Family physicians have a unique role and relationships with their patients and communities. As trusted figures, family doctors can counsel patients on the health co-benefits of climate mitigation activities, and the climate benefits of some health promotion activities.

“Consider conversations about managing chronic disease,” says Dr. Green. “When encouraging a plant-rich diet to reduce the risk of cardiovascular disease, diabetes, obesity, dementia, and some cancers, we can also share the evidence that these diets are better for the planet. The same goes for choosing active transportation and spending time in nature to treat a wide range of physical and mental health conditions.”

3. Provide advice to those at risk of climate-related illness

Climate change is already affecting patients, especially those with chronic health conditions. Family doctors can have deliberate discussions about climate-related illness and the health impacts of issues including heatwaves and wildfires.

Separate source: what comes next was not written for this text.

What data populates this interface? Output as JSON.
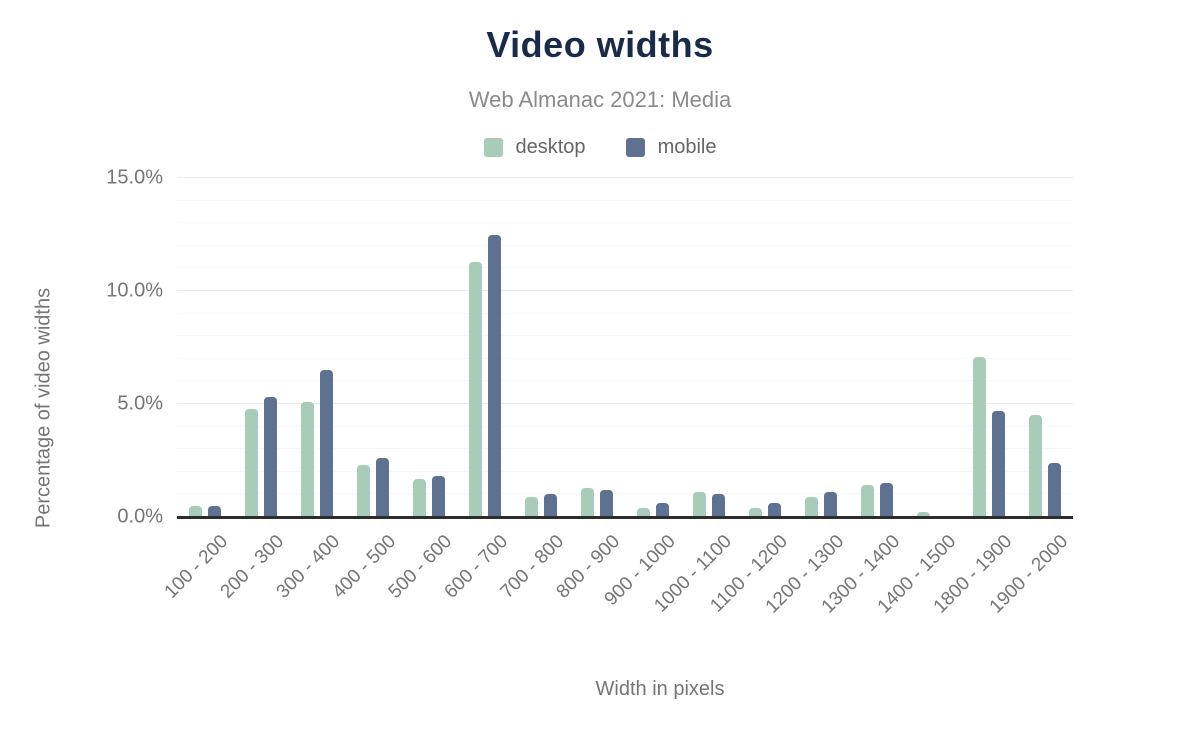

Dr. Adrian Stacy, a family physician in Simcoe County and Lecturer with DFCM, was prompted to have these conversations when a patient realized wildfire smoke was exacerbating her respiratory symptoms.

“I’ve started spending more time talking with elderly patients with asthma and COPD about the risks of hot, humid and high pollution days,” explains Dr. Stacy. “I advise my patients to watch the Air Quality Health Index, modify their outdoor activity and identify cool spaces they can access.”

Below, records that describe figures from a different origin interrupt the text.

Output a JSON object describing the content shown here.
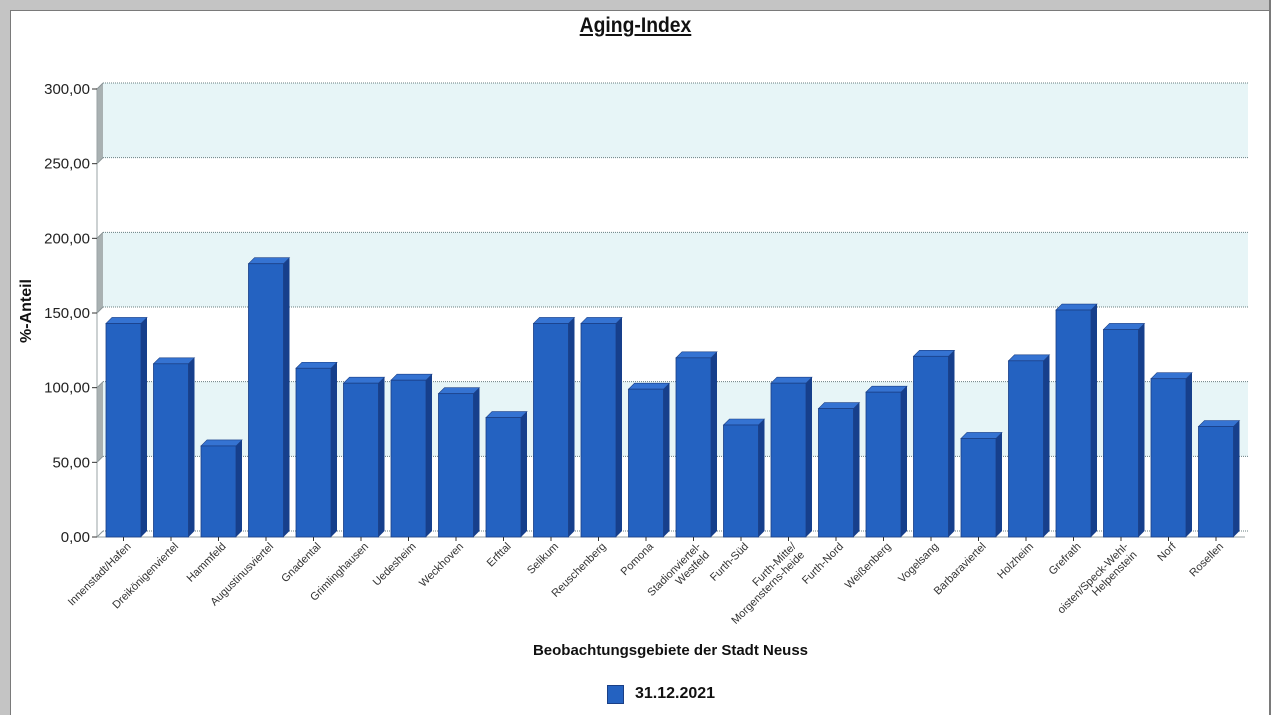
{
  "chart_data": {
    "type": "bar",
    "title": "Aging-Index",
    "xlabel": "Beobachtungsgebiete der Stadt Neuss",
    "ylabel": "%-Anteil",
    "ylim": [
      0,
      300
    ],
    "yticks": [
      "0,00",
      "50,00",
      "100,00",
      "150,00",
      "200,00",
      "250,00",
      "300,00"
    ],
    "ytick_values": [
      0,
      50,
      100,
      150,
      200,
      250,
      300
    ],
    "grid": true,
    "legend_position": "bottom",
    "categories": [
      [
        "Innenstadt/Hafen"
      ],
      [
        "Dreikönigenviertel"
      ],
      [
        "Hammfeld"
      ],
      [
        "Augustinusviertel"
      ],
      [
        "Gnadental"
      ],
      [
        "Grimlinghausen"
      ],
      [
        "Uedesheim"
      ],
      [
        "Weckhoven"
      ],
      [
        "Erfttal"
      ],
      [
        "Selikum"
      ],
      [
        "Reuschenberg"
      ],
      [
        "Pomona"
      ],
      [
        "Stadionviertel-",
        "Westfeld"
      ],
      [
        "Furth-Süd"
      ],
      [
        "Furth-Mitte/",
        "Morgensterns-heide"
      ],
      [
        "Furth-Nord"
      ],
      [
        "Weißenberg"
      ],
      [
        "Vogelsang"
      ],
      [
        "Barbaraviertel"
      ],
      [
        "Holzheim"
      ],
      [
        "Grefrath"
      ],
      [
        "oisten/Speck-Wehl-",
        "Helpenstein"
      ],
      [
        "Norf"
      ],
      [
        "Rosellen"
      ]
    ],
    "series": [
      {
        "name": "31.12.2021",
        "color": "#2462c1",
        "values": [
          143,
          116,
          61,
          183,
          113,
          103,
          105,
          96,
          80,
          143,
          143,
          99,
          120,
          75,
          103,
          86,
          97,
          121,
          66,
          118,
          152,
          139,
          106,
          74
        ]
      }
    ]
  },
  "colors": {
    "bar_front": "#2462c1",
    "bar_top": "#3573d2",
    "bar_side": "#163f8c",
    "band": "#e7f5f7",
    "axis_wall": "#a9b1b2"
  }
}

He also suggests reviewing medications that can exacerbate heat-related illness.

4. Switch to Dry Powdered Inhalers where appropriate

Metered Dose Inhalers (MDIs) have a significant carbon footprint, with 100 doses equivalent to a 290 km car journey. But for most patients with asthma or COPD, Dry Powdered Inhalers (DPIs) are just as effective, easier to use and associated with better inhaler technique – and they can have a 30 times smaller carbon footprint, explains Dr. Green.

Plus, one-third of patients labelled with asthma have no confirmed diagnosis. By switching to DPIs and checking that inhaler treatment is medically indicated, family physicians can make a big dent in their carbon emissions.

To help providers reduce MDI prescribing, DFCM has partnered with the Centre for Sustainable Health Systems to provide guidance and practical resources.

5. Continue to use virtual care when warranted

Virtual care was critical during the COVID-19 pandemic and can continue to be a valuable tool in improving access to care while reducing greenhouse gas emissions.

“Transportation accounts for 28% of Canada’s total greenhouse gas emissions and about 10% of healthcare’s carbon footprint. Reducing unnecessary travel can help to reduce this number,” says Dr. Stacy. “Plus, as a family doctor working in a rural area, my patients come from a 50 km radius. For some appointments, virtual care is effective and helps patients avoid travelling when the weather or distance makes it difficult. Some of my more elderly patients have been especially happy with this option."

6. Choose wisely

Canada’s health system accounts for 4.6% of national greenhouse gas emissions. These emissions, alongside other pollutants, result in an estimated 23,000 years of life lost every year from disability or early death. And yet, Choosing Wisely Canada estimates that up to 30% of medical tests, treatments and procedures are unnecessary.

“Every health care activity has a footprint. Every test we order and treatment we provide consumes energy and materials and generates waste," cautions Vancouver-area surgeon and planetary health expert Dr. Andrea MacNeill.

Providing the right guidance and making the right prescribing choices is not only critical for patient health but also beneficial for the planet.

“Small changes might seem insignificant, but we have an opportunity to lead by example in family medicine,” says Dr. Green. “The health of our patients and the planet depends on it.”